How do stillness somehow make me anxious?
I love routine
Until I’m bored then I love excitement
Until I’m overwhelmed then I love routine
If this sounds more like you, read on….
As a person who is prone to anxiety and constant moving
and the pattern of hustling and over-doing
I have found that the truth of all
is that I did not like HERE.
Here was not a place to trust.
Here was not safe ( as a child I always had to move due to the civil war in Lebanon)

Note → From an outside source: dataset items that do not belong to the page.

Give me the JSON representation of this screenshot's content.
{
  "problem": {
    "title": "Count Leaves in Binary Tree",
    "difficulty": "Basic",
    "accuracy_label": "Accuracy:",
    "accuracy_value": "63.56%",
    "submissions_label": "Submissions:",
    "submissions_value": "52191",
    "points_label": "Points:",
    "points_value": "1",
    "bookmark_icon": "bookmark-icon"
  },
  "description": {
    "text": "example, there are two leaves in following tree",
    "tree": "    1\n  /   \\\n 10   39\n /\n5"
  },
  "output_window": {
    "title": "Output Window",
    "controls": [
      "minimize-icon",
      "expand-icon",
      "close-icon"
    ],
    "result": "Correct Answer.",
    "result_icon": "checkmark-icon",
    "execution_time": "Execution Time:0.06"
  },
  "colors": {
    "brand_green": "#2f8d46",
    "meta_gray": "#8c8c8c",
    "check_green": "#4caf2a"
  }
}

Here is a place where I become visible
Here was not enough.
Here was about missing out what is happening somewhere else in the world
Here was about boredom and lack of excitement
Here was not a place that I thought I can handle with my eyes open
Here was stickiness and stuck-ness
Here was not deserving
Here was not freedom
I believed that my happiness is simply not here
It is not in my routine
Home and grounds are not safe place for me
This week in NYC I attended a workshop about chakras and gained a new framework for seeing
my moving pattern and how to make more peace with the here and now
Make peace with what is on my plate
my routine, structure and stillness
Allow myself to SIT in my power
Make peace with being more visible
There is no way of fulfilment if I keep moving
Now there is nothing wrong with moving, actually one of my strengths is my vital energy
but here’s the thing, It has to branch out from a secure rooted place to amplify my creativity and productivity
I want to practice more stillness in the coming weeks
I want to surrender to the gift of this moment
I want to make every moment perfect and precious
Like the great Zen saying “to one who finds stillness, the whole universe surrenders “
Do you experience that too?
Do you see the power in finding your stillness?